この一連のムーブメントについて、お絵描きが趣味の神経科学研究者として思うことがあるので文章化してみます。
問題の整理
今回は「SNSに投稿したイラストがAIに勝手に学習されてしまう」ことが絵描きの間で問題となりましたが、その背景ではAIという新しいものに対して集団的、同調的な混乱が起こっているように感じています。そうした混乱の渦に巻き込まれると問題の本質を見失いかねません。少し整理したいと思います。
AIの学習では、例えばある一人のイラストレーターのイラストを学習する場合、イラストに含まれる「その人らしさ」を抽出します。結果として、その人が描いた新しいイラストであっても作者を言い当てられたり、同じような画風でそれまでに存在しなかった新しい画像を生成することができるようになります。特に後者のように、画風が盗まれてしまう点でイラストレーターにとってマイナスが生じるので、こういった使い方は当然非難の的となります。

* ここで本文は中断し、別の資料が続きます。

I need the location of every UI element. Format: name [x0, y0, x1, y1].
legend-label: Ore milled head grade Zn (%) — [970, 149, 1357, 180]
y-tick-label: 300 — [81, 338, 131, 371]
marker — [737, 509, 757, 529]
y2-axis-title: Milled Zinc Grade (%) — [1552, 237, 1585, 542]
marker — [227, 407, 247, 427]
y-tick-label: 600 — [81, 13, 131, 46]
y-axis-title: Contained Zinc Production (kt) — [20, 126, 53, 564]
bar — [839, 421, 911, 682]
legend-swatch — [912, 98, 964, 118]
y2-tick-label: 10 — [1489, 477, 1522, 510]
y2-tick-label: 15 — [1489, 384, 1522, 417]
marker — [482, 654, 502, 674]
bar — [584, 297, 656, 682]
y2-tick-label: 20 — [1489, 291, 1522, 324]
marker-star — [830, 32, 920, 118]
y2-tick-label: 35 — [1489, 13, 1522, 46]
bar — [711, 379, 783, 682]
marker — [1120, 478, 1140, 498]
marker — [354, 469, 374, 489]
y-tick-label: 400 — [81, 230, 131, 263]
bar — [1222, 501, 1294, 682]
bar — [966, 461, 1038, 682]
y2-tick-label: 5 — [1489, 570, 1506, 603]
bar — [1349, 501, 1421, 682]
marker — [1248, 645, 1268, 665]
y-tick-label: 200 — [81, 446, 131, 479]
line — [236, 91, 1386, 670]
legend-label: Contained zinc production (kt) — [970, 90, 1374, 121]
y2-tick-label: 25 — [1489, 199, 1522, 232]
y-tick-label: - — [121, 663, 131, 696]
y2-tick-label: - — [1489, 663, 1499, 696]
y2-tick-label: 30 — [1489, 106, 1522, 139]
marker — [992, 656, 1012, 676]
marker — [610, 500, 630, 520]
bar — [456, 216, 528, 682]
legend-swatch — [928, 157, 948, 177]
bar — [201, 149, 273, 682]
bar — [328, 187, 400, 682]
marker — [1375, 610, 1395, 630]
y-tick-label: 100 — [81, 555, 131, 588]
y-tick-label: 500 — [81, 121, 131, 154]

画風の再現が可能なのは生成AIだけではない(能力があればヒトでもできる)ので、おそらく本質的な論点はそこにはなく、技術のない人が「簡単に」他人が時間をかけて積み上げてきた能力を使えるようになるという構造、そのズルさに憤りのような感情が動く人が多いのではないかと思います。また、イラストレーターのアイデンティティとも言える画風を盗んだうえで、企業がコストをかけずに商業用のイラストを作成できるようになれば、イラストレーターの仕事が減るかもしれず、この点に焦りや失望感を覚える人もいるでしょう。
ここで思い出してほしいのは、生成AIのそうした「使い方」に問題があるのであって、生成AIが存在することやコンテンツがAIに学習されること自体はあまり大きな意味を持たないということです。生成AIに対する指示内容やアウトプットされたものの用途こそが議論の的となるべきで、それらの営みをするのは(まだ)機械ではなく人間です。

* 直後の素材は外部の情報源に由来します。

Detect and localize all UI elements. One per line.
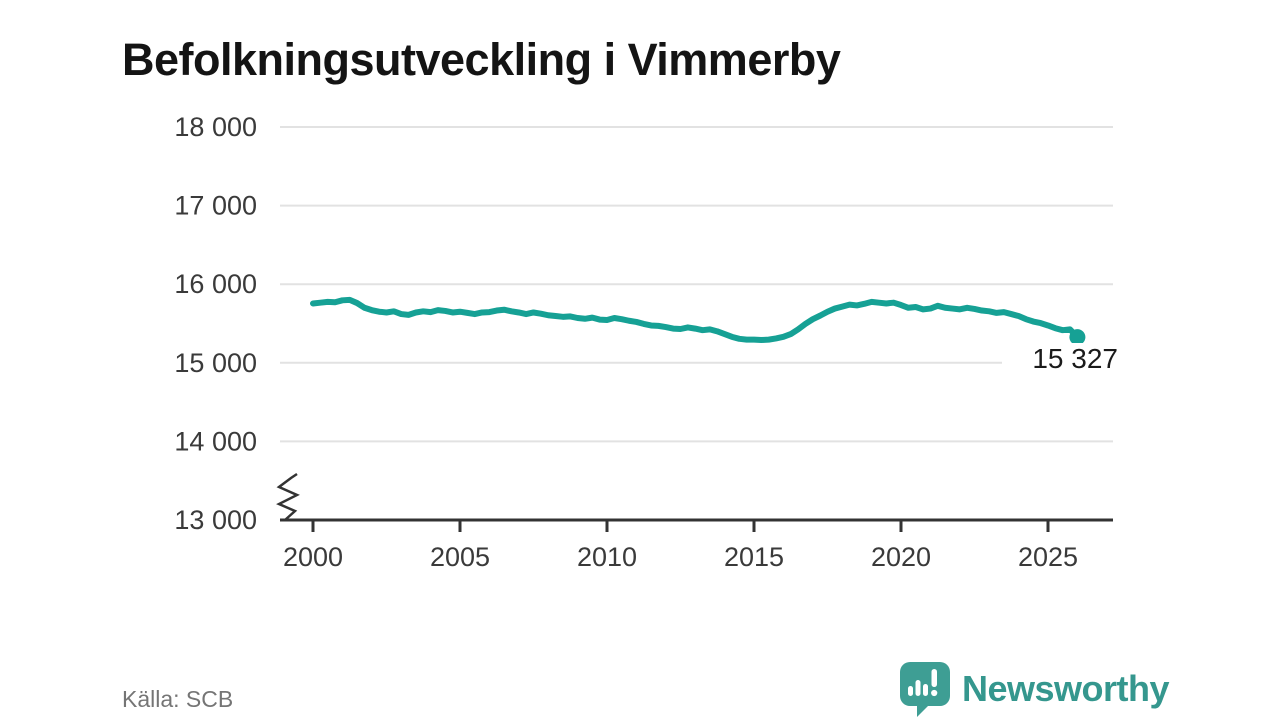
chart-title: Befolkningsutveckling i Vimmerby bbox=[122, 34, 841, 86]
last-value-label: 15 327 bbox=[1002, 343, 1118, 375]
y-tick-label-18000: 18 000 bbox=[174, 112, 257, 142]
last-point-marker bbox=[1069, 329, 1086, 346]
y-tick-label-16000: 16 000 bbox=[174, 269, 257, 299]
x-tick-label-2010: 2010 bbox=[577, 542, 637, 572]
newsworthy-branding: Newsworthy bbox=[898, 660, 1170, 718]
newsworthy-wordmark: Newsworthy bbox=[962, 668, 1170, 709]
y-tick-label-13000: 13 000 bbox=[174, 505, 257, 535]
y-axis-break-icon bbox=[276, 472, 300, 521]
x-tick-label-2025: 2025 bbox=[1018, 542, 1078, 572]
y-tick-label-14000: 14 000 bbox=[174, 426, 257, 456]
x-tick-label-2000: 2000 bbox=[283, 542, 343, 572]
y-tick-label-17000: 17 000 bbox=[174, 191, 257, 221]
population-series-line bbox=[310, 296, 1081, 344]
newsworthy-logo-icon bbox=[900, 662, 950, 717]
x-tick-label-2020: 2020 bbox=[871, 542, 931, 572]
y-tick-label-15000: 15 000 bbox=[174, 348, 257, 378]
source-attribution: Källa: SCB bbox=[122, 686, 234, 712]
x-tick-label-2015: 2015 bbox=[724, 542, 784, 572]
x-tick-label-2005: 2005 bbox=[430, 542, 490, 572]
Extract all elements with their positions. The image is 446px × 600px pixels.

そして、画風の盗作のような生成AIの使い方は、これまで無断転載やトレスが問題視されてきたのと同じ観点で非難して然るべき行動です。裏を返せば、無断転載だろうがAIによる盗作生成だろうが「やる人はやる」でしょう。SNSの運営会社が投稿画像を自由に使えるようにするかどうかにかかわらず、人が一枚ずつ手作業で保存してしまえばAI学習の材料は集まりますし、ネットを介して不特定多数が閲覧可能な状態で画像をアップロードすること自体がすでに「AIに学習される」のを受け入れることと同義だと覚悟するべきかと思います。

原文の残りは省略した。